In 1990, Strandh competed in Allsvenskan with Hammarby, but the club was relegated once again, after finishing at the foot of the table. Strandh sought a move elsewhere, but chairman Arne Larsson was reluctant to negotiate with other clubs. He attracted interest from Norwegian club Tromsø IL, but finally transferred to rivals Djurgårdens IF.

===Djurgårdens IF===
In 1991, Strandh had difficulties establishing himself as a regular with Djurgården, and he only played 14 league games in Allsvenskan throughout the season. At the end of the season, Djurgården had financial difficulties and was unable to pay the remaining transfer fee to Hammarby, which ended in an agreement where Strandh instead returned to his former club.

===Return to Hammarby===
Back at Hammarby in 1992, the side had a mediocre season in the second tier. In 1993, Strandh played an integral part, together with keeper Per Fahlström, winger Jens Gustafson and prolific goalscorer Hans Eskilsson, as Hammarby won Division 1. The club ultimately finished six points ahead of contender Vasalunds IF.

Back in Allsvenskan 1994, Hammarby finished 12th in the table, just above the relegation zone, but won the first Swedish Futsal Championship the same year. At the end of the year, Strandh attracted interest from fellow Allsvenskan club IFK Norrköping, but ultimately turned down a move.

The following season, in 1995, Hammarby was relegated from the first tier, even though the club had brought in players like Dan Sahlin, Kim Bergstrand and Jean-Paul Vonderburg. Pundits blamed manager Tommy Davidsson for opting to play a much to defensive style. He stayed with Hammarby for two more seasons in the second division. The side won a promotion in 1997, but Strandh left the club at the end of the year after not being offered a new contract.
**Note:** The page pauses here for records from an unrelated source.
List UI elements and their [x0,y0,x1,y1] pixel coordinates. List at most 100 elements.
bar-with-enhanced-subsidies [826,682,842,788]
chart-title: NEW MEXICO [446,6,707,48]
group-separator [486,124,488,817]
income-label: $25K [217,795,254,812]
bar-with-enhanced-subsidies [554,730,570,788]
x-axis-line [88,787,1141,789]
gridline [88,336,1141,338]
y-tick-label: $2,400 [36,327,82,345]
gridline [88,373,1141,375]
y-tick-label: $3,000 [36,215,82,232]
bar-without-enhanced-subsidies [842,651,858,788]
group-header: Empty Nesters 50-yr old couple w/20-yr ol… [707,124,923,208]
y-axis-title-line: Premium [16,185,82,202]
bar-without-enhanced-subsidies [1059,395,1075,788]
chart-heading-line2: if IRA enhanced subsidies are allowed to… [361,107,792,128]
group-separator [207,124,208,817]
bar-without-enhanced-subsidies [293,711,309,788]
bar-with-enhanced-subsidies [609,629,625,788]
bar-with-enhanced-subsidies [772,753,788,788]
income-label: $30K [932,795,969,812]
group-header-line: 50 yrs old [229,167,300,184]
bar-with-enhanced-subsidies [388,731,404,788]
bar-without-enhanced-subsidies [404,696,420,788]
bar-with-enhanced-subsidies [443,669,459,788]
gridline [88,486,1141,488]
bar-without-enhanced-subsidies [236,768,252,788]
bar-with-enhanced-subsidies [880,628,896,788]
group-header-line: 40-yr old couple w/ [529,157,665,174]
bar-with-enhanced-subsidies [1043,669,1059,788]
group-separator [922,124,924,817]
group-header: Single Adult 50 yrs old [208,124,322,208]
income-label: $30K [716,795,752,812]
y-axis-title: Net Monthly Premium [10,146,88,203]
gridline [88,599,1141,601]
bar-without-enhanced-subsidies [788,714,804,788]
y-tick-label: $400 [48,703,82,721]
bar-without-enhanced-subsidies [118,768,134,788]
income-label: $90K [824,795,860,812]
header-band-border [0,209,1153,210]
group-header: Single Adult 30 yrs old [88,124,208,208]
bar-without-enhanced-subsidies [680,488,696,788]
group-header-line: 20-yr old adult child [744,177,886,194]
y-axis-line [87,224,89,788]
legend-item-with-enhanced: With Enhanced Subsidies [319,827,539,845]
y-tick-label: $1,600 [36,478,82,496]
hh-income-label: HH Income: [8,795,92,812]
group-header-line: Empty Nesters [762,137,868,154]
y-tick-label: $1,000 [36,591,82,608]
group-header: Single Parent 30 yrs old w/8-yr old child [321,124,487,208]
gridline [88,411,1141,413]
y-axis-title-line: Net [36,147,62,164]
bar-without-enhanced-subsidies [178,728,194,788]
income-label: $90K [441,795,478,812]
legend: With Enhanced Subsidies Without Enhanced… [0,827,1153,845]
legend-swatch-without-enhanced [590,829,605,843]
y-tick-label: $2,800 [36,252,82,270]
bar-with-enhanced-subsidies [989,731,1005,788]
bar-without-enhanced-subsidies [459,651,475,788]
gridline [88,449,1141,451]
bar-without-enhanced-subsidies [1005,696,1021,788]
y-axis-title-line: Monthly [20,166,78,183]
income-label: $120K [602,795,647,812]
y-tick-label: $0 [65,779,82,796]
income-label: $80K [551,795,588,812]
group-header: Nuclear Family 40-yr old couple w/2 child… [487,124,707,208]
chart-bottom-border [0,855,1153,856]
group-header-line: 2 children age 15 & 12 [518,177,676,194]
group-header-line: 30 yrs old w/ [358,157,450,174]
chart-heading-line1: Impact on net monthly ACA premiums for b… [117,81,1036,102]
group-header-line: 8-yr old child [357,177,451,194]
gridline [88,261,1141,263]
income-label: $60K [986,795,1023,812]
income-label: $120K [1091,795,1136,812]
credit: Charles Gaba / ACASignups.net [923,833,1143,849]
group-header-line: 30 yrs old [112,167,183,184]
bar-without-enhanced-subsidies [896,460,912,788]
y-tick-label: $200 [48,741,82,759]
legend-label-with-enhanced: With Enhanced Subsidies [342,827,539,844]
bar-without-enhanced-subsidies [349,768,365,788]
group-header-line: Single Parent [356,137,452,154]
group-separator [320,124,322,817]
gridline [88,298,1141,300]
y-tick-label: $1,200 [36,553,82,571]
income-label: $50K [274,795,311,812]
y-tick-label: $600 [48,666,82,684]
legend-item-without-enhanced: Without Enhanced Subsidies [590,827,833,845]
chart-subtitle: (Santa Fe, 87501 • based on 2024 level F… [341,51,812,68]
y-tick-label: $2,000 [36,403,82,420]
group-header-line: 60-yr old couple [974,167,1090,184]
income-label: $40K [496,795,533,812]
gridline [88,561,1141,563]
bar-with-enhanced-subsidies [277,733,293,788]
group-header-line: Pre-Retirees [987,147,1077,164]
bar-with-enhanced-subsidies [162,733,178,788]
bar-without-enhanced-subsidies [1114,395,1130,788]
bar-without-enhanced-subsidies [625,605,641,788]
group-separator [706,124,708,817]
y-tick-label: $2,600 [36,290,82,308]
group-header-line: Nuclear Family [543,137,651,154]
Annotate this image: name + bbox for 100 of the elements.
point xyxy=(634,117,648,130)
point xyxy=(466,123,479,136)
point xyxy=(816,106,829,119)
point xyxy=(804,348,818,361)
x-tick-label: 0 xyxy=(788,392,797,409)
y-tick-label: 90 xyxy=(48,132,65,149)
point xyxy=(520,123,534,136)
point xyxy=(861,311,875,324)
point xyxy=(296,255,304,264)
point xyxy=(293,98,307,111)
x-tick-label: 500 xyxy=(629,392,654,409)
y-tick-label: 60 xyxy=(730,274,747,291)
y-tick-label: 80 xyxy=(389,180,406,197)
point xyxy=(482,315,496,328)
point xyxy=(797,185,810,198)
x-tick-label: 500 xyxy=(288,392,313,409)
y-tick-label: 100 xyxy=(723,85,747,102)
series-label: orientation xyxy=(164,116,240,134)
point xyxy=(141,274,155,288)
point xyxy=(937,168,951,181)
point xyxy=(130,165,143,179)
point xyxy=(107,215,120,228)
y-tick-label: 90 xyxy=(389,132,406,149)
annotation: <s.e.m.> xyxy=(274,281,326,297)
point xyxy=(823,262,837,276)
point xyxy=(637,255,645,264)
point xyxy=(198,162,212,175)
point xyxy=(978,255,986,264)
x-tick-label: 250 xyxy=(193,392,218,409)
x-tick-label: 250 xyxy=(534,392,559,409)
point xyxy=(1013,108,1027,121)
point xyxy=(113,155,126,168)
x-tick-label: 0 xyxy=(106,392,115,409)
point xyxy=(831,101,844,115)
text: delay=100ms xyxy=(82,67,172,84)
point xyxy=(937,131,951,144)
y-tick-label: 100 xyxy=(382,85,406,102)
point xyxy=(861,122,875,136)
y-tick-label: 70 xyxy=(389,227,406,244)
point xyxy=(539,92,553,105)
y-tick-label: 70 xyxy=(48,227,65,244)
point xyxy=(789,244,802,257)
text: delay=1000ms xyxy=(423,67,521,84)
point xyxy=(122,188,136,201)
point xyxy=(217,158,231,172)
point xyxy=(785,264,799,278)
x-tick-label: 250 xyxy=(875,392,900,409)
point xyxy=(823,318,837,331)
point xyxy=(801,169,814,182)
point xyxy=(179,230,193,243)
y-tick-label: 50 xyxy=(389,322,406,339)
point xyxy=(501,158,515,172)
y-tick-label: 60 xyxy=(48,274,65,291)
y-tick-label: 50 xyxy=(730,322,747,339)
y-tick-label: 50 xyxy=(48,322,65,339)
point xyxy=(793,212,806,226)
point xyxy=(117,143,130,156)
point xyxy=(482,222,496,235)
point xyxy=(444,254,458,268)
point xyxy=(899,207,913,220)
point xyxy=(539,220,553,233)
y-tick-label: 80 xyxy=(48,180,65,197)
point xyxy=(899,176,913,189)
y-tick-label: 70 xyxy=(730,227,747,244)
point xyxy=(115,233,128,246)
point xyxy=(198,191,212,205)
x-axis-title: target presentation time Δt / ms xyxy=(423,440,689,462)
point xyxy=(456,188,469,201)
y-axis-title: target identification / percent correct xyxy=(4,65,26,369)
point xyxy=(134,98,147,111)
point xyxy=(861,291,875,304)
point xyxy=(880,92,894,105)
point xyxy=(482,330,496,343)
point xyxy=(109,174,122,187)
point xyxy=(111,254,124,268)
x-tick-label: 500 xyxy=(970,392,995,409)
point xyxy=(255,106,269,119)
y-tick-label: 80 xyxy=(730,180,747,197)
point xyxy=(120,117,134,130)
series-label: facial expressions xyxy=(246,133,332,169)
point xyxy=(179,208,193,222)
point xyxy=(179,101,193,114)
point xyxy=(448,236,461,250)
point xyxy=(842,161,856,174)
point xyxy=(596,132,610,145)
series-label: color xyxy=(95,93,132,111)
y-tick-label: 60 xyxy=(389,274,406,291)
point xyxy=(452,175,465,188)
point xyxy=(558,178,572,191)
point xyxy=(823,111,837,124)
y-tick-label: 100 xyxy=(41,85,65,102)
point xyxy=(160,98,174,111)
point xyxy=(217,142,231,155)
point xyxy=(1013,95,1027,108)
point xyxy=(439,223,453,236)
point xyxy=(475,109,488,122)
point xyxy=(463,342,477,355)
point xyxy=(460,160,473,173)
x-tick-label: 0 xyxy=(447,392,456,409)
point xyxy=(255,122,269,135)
Strandh went on unsuccessful trials with Chinese club Guangzhou Apollo and Scottish side Motherwell, but instead continued to play as an amateur in the lower Swedish divisions with local clubs Värtans IK, Bagarmossen & Bellevue IK and FC Café Opera.

==Managerial career==
After his playing career had ended, Strandh was briefly the head coach of Piteå IF's men's team in the Swedish lower division. In 2011, he was appointed as director of football of their women's team in Damallsvenskan, Sweden's highest division. He led Piteå IF to a surprising Swedish Champion title in 2018.